Mariek Vanden Abeele (Tilburg Uni) on "Digital Wellbeing in a Culture of Ubiquitous Connectivity"
On the 16th of April, Associate Professor of Tilburg University Mariek Vanden Abeele gave a DISTRACT seminar talk entitled:
Digital Wellbeing in a Culture of Ubiquitous Connectivity: Towards a Dynamic Pathway Model (DISCONNECT)
Abstract: Mobile connectivity advances and threatens our autonomy: Smartphones enable us to perform our social roles, manage our social networks and access personalized information and services independent from time and place constraints. But smartphones also exert direct control over our behavior via the device’s reward infrastructure that stimulates addictive usage, and indirect control via normative pressure to be available and responsive. This mobile connectivity paradox prevents people from attaining a state of digital wellbeing. The urgency of this issue is visible in the myriad of (non-)technological interventions that aim to help us re-gain control over our digital media use, such as digital detox programs and digital tools that help disconnect.

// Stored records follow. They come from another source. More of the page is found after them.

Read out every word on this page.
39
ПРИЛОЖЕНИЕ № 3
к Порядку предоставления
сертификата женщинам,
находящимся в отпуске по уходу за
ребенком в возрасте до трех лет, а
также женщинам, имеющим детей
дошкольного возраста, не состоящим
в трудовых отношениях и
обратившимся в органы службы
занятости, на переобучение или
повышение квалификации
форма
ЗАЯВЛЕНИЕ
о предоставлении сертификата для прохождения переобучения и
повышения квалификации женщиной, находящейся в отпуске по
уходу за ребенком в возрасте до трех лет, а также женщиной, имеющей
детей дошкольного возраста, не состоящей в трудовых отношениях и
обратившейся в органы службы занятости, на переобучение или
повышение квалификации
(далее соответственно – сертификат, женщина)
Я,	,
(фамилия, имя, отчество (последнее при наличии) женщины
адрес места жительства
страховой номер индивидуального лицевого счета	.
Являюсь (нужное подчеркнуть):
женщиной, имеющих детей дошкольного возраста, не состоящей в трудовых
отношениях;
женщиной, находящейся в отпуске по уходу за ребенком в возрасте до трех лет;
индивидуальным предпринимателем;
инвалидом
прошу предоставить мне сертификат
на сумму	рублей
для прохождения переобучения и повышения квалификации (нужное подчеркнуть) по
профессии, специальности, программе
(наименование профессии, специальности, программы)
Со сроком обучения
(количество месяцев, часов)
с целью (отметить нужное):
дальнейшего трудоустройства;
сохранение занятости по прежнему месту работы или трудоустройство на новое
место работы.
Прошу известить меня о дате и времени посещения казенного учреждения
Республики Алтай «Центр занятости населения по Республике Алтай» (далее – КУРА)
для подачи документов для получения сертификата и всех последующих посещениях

Current scholarship insufficiently integrates psychological, technological and social perspectives and fails to account for the dynamic nature of digital wellbeing. Building on the computational turn in social sciences and the digital ethnographic turn in online culture studies, this research project develops an integrative pathway model to digital wellbeing by embracing a multi-method and multi-paradigmatic research design that unveils radically new insights of (1) which unique constellations of person-, device- and context-specific factors lead to digital wellbeing, (2) how these constellations produce individual understandings of digital wellbeing, and (3) the implications of digital wellbeing interventions. In addition, this research project brings new methodological toolboxes into the field that advance the study of both digital wellbeing and other phenomena related to digital media use. Armed with new evidence, users, technology developers and policy makers will more likely be able to make our relationship with technology happier and healthier.
The project combines (1) traditional data sources (survey and interview data) with (2) behavioral data gathered via smartphone logging and (3) dynamic data on users’ momentary states and contexts gathered via mobile experience sampling. The DISCONNECT project is funded by an ERC Starting Grant.